Food and Faith is a blog of the Presbyterian Hunger Program.
I had a conversation this last weekend that highlighted the root of the problem we face in trying to change our food system: lack of understanding. My friend’s husband asked me what I was doing in my new job. As soon as we clarified that I was not in fact working at a nursing home (I’m not sure how he got this idea!), I began the monumental task of explaining what I do. What I do is not easy to explain.
I do a mixture of community organizing and support capacity-building at a variety of food justice organizations. Much of what I do is meet with people to learn what they are doing to effect change. See, you still probably have no clue what I really do!
When my friend’s husband asked what I was really doing, I gave an example of some work we—the other AmeriCorps Food Justice VISTAs and I—are doing here in Indianapolis to help some farmers’ markets accept SNAP and advertise to lower-income communities. The response I got was, “Why would a poor person want to spend their limited money at the farmers’ market? What’s wrong with the grocery store?” I seem to have this problem a lot. How do we increase consumers’ desire to know where their food is coming from and act on this knowledge?

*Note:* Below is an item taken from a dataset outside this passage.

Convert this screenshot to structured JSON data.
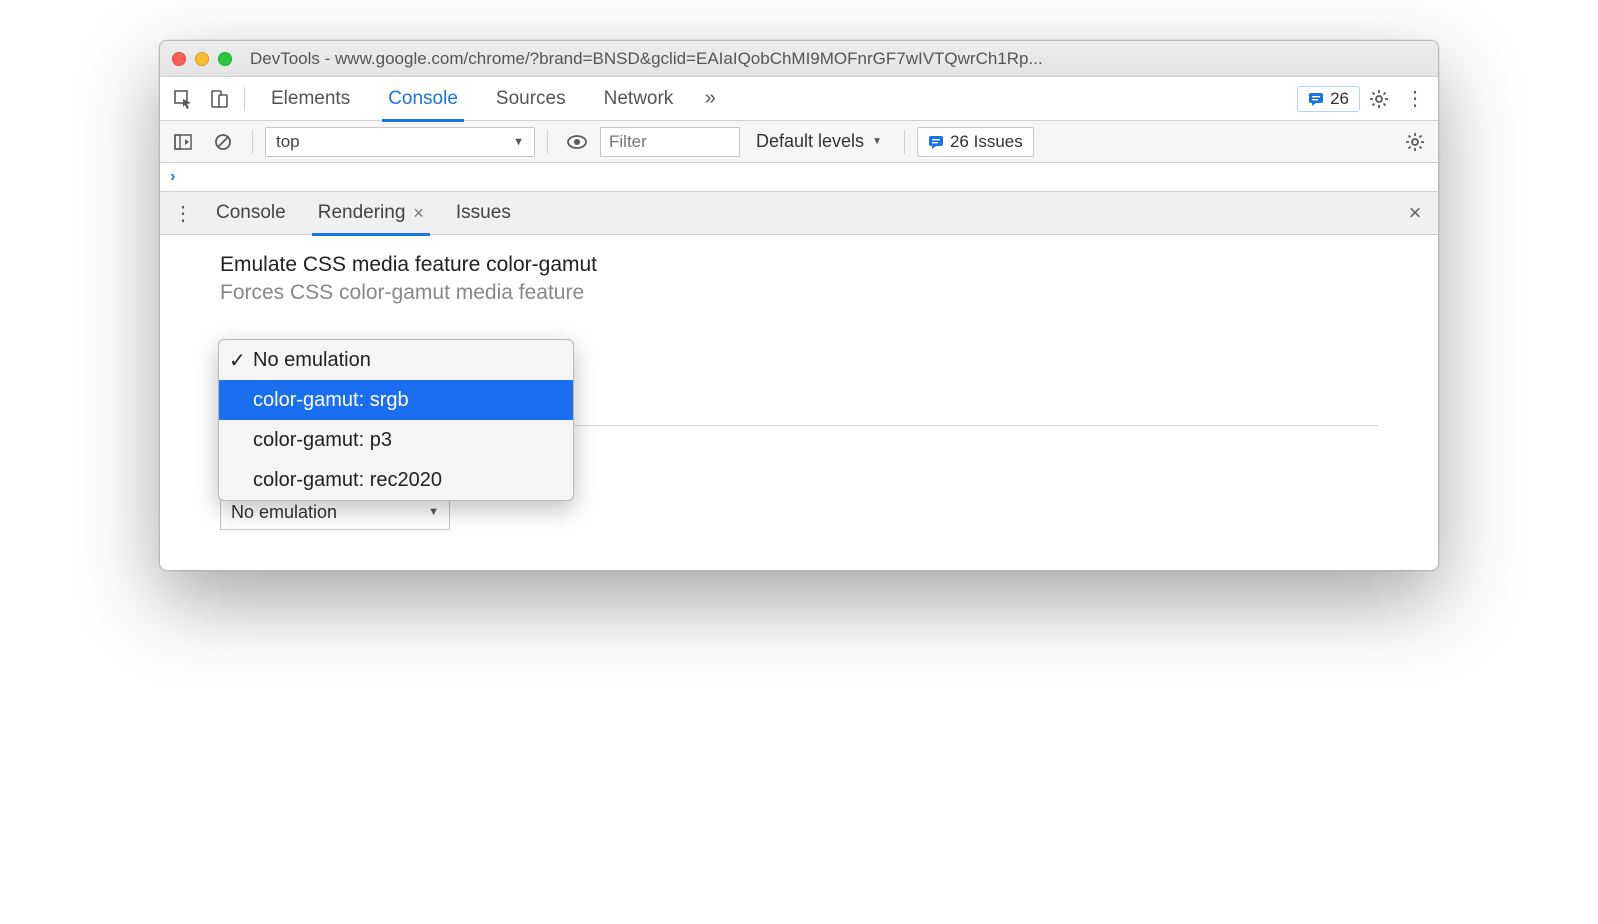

The common assumption is that only people who make above a certain income care where their food comes from. After all, they are the ones who tend to frequent farmers’ markets and places like Whole Foods (or as my uncle calls it, “Whole Paycheck”). They are the ones who have the liberty to be picky about their food. This is not to say that people with low incomes cannot be conscious consumers. Check out the Project for Public Spaces Report on how to overcome barriers and attract low-income consumers to farmers’ markets. In fact, a food desert study conducted for the Local Initiative Support Corporation in 2011 here in Indianapolis found that low-income people who reside in and near five prominent food deserts are more interested in their food than we thought. The study found that two income brackets are particularly interested in their food sources: those at the top 5 to 10 percent, and people at or below 200 percent of the poverty line. Yes, I repeat, according to this survey, there is definitely a desire among low-income people here in certain regions of Indianapolis to have more knowledge about and choice over their food.
Although perhaps puzzling, this is good news. This means that I am doing meaningful, much-needed work (what a relief!). Despite these findings though, there is still a need to increase awareness of food system issues among people of all income levels. I pose to you the question of how to do this (comments are welcome!), and I offer a few ideas:
1)Movies such as Food Inc. play a crucial role in opening people’s eyes, at least initially, although it takes more work to keep that interest going after the initial shock of the movie’s message has subsided. Here is where I think community and conversation kicks in.
2) Lead by example: have those hard conversations about why low-income people deserve access to farmers’ markets, and
3) Invite people over to eat the locally-grown food you have cooked!